S’agissant de l’Énéide, les antiquisants eux-mêmes ont longtemps vu dans les personnages de Virgile des personnages « ratés ». Une des théories qui tente de comprendre et d’expliquer ce prétendu défaut présente un Énée doté de deux facettes, l’une de « personnage », et l’autre de « non-personnage ». L’autre aspect de ce problème réside dans l’appréhension des dieux : la tradition d’interprétation allégorique a souvent conduit à ignorer leur présence en tant qu’acteurs du récit. Faut-il alors abandonner la notion de personnage ? Ou bien peut-on accepter d’utiliser des modèles anachroniques, telle la théorie de l’effet-personnage, développée par V. Jouve au sujet du roman, pour tirer au clair certaines ambiguïtés ?

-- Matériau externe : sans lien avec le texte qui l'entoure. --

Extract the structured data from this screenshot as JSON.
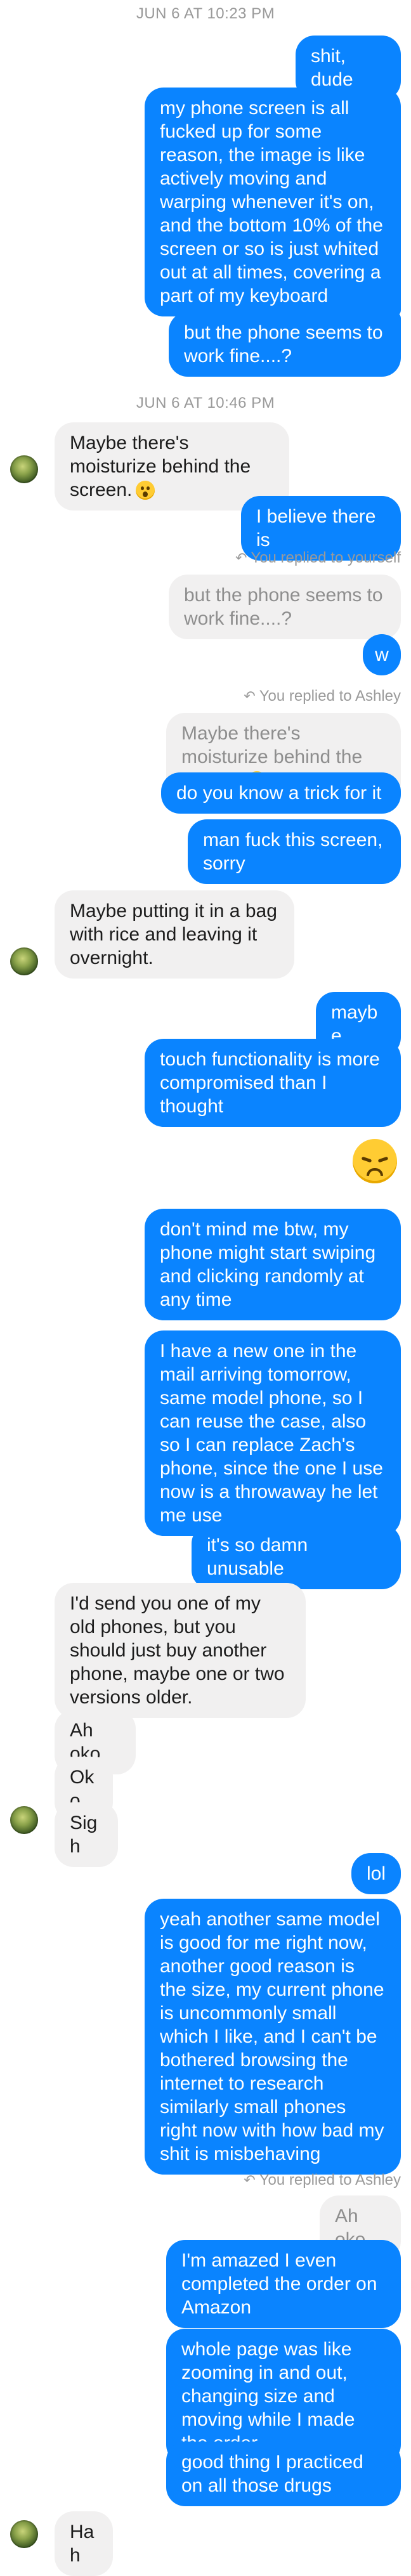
{
  "timestamps": [
    "JUN 6 AT 10:23 PM",
    "JUN 6 AT 10:46 PM"
  ],
  "reply_notes": [
    "You replied to yourself",
    "You replied to Ashley",
    "You replied to Ashley"
  ],
  "messages": [
    "shit, dude",
    "my phone screen is all fucked up for some reason, the image is like actively moving and warping whenever it's on, and the bottom 10% of the screen or so is just whited out at all times, covering a part of my keyboard",
    "but the phone seems to work fine....?",
    "Maybe there's moisturize behind the screen.",
    "I believe there is",
    "but the phone seems to work fine....?",
    "w",
    "Maybe there's moisturize behind the screen.",
    "do you know a trick for it",
    "man fuck this screen, sorry",
    "Maybe putting it in a bag with rice and leaving it overnight.",
    "maybe",
    "touch functionality is more compromised than I thought",
    "don't mind me btw, my phone might start swiping and clicking randomly at any time",
    "I have a new one in the mail arriving tomorrow, same model phone, so I can reuse the case, also so I can replace Zach's phone, since the one I use now is a throwaway he let me use",
    "it's so damn unusable",
    "I'd send you one of my old phones, but you should just buy another phone, maybe one or two versions older.",
    "Ah oko",
    "Oko",
    "Sigh",
    "lol",
    "yeah another same model is good for me right now, another good reason is the size, my current phone is uncommonly small which I like, and I can't be bothered browsing the internet to research similarly small phones right now with how bad my shit is misbehaving",
    "Ah oko",
    "I'm amazed I even completed the order on Amazon",
    "whole page was like zooming in and out, changing size and moving while I made the order",
    "good thing I practiced on all those drugs",
    "Hah"
  ],
  "colors": {
    "outgoing": "#0a84ff",
    "incoming": "#f1f0f0",
    "timestamp": "#9a9a9a"
  },
  "icons": {
    "reaction_emoji": "disappointed-face-emoji",
    "inline_emoji": "surprised-face-emoji"
  }
}
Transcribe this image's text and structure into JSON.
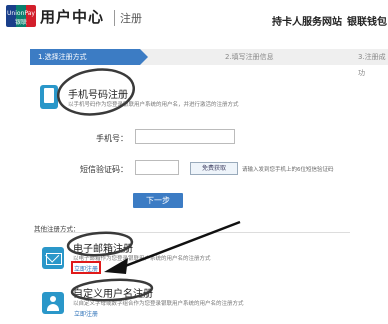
{
  "header": {
    "logo_text": "UnionPay 银联",
    "title": "用户中心",
    "subtitle": "注册",
    "nav": [
      "持卡人服务网站",
      "银联钱包"
    ]
  },
  "steps": [
    "1.选择注册方式",
    "2.填写注册信息",
    "3.注册成功"
  ],
  "phone_option": {
    "icon": "phone-icon",
    "title": "手机号码注册",
    "description": "以手机号码作为您登录银联用户系统的用户名，并进行激活的注册方式"
  },
  "form": {
    "phone_label": "手机号：",
    "phone_value": "",
    "code_label": "短信验证码：",
    "code_value": "",
    "code_button": "免费获取",
    "code_hint": "请输入发到您手机上的6位短信验证码",
    "next_button": "下一步"
  },
  "other_methods_label": "其他注册方式：",
  "email_option": {
    "icon": "mail-icon",
    "title": "电子邮箱注册",
    "description": "以电子邮箱作为您登录银联用户系统的用户名的注册方式",
    "link": "立即注册"
  },
  "custom_option": {
    "icon": "user-icon",
    "title": "自定义用户名注册",
    "description": "以自定义字母或数字组合作为您登录银联用户系统的用户名的注册方式",
    "link": "立即注册"
  },
  "colors": {
    "accent": "#3c7cc4",
    "icon": "#2a97c9",
    "annotation": "#e01a1a"
  }
}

Le problème est presque inverse dans les Fables de La Fontaine. La situation au XVIIe siècle est différente de celle de l’Antiquité ; le statut des protagonistes de fiction oscille alors entre allégorie, « type » aristotélicien ou « caractère », et « personnage » au sens moderne – dont La Princesse de Clèves, érigée ultérieurement en modèle d’analyse psychologique, offrirait une des premières figures. Il reste que, génériquement, les animaux des apologues ésopiques n’ont rien de « personnages » : ils ne sont que des figures (en l’occurrence, des allégories). La chose n’a toutefois pas empêché certains critiques de les désigner comme d’authentiques personnages de fiction, d’interpréter les Fables comme un recueil de nouvelles ou de contes, voire de « reconnaître », d’une fable de Loup ou de Renard à une autre, une manière de plagiat par anticipation du procédé balzacien du « retour des personnages ». Qu’est-ce que la notion de « personnage », dans son anachronisme aussi bien que dans son inadéquation générique, permet de saisir des Fables  ?

 

 

Bibliographie

- * Hamon, Philippe, « Pour un statut sémiologique du personnage », in R. Barthes, W. Kayser, W.C. Booth & Ph. Hamon, Poétique du récit. Paris : Seuil, coll. « Points Essais », 1977, p. 115-180 (version remaniée de l’article publié en 1972 dans Littérature, 6, Paris).

- Jouve, Vincent, L’Effet-personnage dans le roman. Paris : P.U.F., 2004 [1992]. Voir en particulier p. 79-150.

- * Jouve, Vincent, « Le héros et ses masques », in Le Personnage romanesque, Cahiers de narratologie 6, Presses de l’université de Nice, 1995, p. 253-254.

Sur le problème des dieux dans l’épopée antique :

- * Della Corte, F., « Giunone, come personaggio e come dea, in Virgilio », Atene e Roma 28, 1983, p. 21-30.

 

NB : La bibliographie est restreinte à dessein pour que les participants puissent prendre connaissance de l’ensemble de ces textes, qui serviront de base commune à la discussion ; les textes précédés d’un astérisque pourront faire l’objet d’un exposé lors de la séance.